1. The plaintiff's claim is dismissed.

2. The costs of lawsuit shall be borne by the Plaintiff.

Reasons

1. The plaintiff's assertion

A. On July 24, 2016, the Defendant concluded a franchise agreement with the Plaintiff on July 24, 2016, by deceiving the Plaintiff to actively support the Plaintiff by moving the Plaintiff to the head office in Sejong City, and by deceiving the Plaintiff to operate a private teaching institute as a government subsidy by registering the voucher as a government-funded institution.

B. The Defendant did not comply with the instant franchise agreement, and the Plaintiff was closed on May 19, 2017. As such, the Defendant paid the Plaintiff the amount of KRW 96 million incurred by the tort (=56 million + KRW 40 million).

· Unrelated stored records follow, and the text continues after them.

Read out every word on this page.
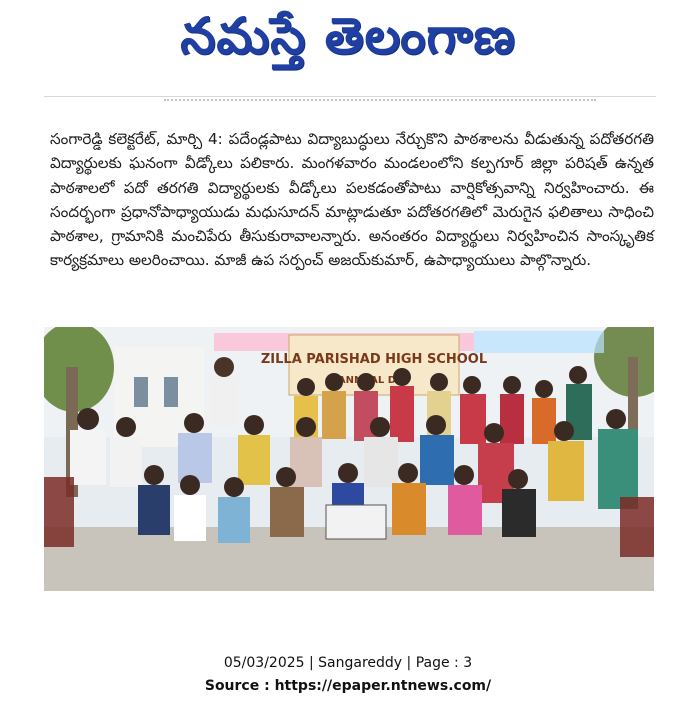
నమస్తే తెలంగాణ
సంగారెడ్డి కలెక్టరేట్, మార్చి 4: పదేండ్లపాటు విద్యాబుద్ధులు నేర్చుకొని పాఠశాలను వీడుతున్న పదోతరగతి విద్యార్థులకు ఘనంగా వీడ్కోలు పలికారు. మంగళవారం మండలంలోని కల్పగూర్ జిల్లా పరిషత్ ఉన్నత పాఠశాలలో పదో తరగతి విద్యార్థులకు వీడ్కోలు పలకడంతోపాటు వార్షికోత్సవాన్ని నిర్వహించారు. ఈ సందర్భంగా ప్రధానోపాధ్యాయుడు మధుసూదన్ మాట్లాడుతూ పదోతరగతిలో మెరుగైన ఫలితాలు సాధించి పాఠశాల, గ్రామానికి మంచిపేరు తీసుకురావాలన్నారు. అనంతరం విద్యార్థులు నిర్వహించిన సాంస్కృతిక కార్యక్రమాలు అలరించాయి. మాజీ ఉప సర్పంచ్ అజయ్‌కుమార్, ఉపాధ్యాయులు పాల్గొన్నారు.
ZILLA PARISHAD HIGH SCHOOL
05/03/2025 | Sangareddy | Page : 3
Source : https://epaper.ntnews.com/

2. According to the reasoning of the evidence No. 1 of the judgment, the Defendant concluded the instant franchise agreement with D on July 24, 2016, stating that “The contract period from September 19, 2016 to September 18, 2018, shall be KRW 20 million, KRW 10,000,000,000,000,000,000,000,000,000,000,000,000,000,000,000,000,000,000,000,000,000,000,000,000,000,000

(Decree) Even if the Plaintiff is the actual party to the instant franchise agreement, there is no evidence to prove that the Defendant knew of such circumstances at the time of entering into the instant franchise agreement. Therefore, the Plaintiff’s assertion premiseding that the Plaintiff is the party to the instant franchise agreement is without merit without further review.

3. If so, the plaintiff's claim of this case is dismissed as it is without merit.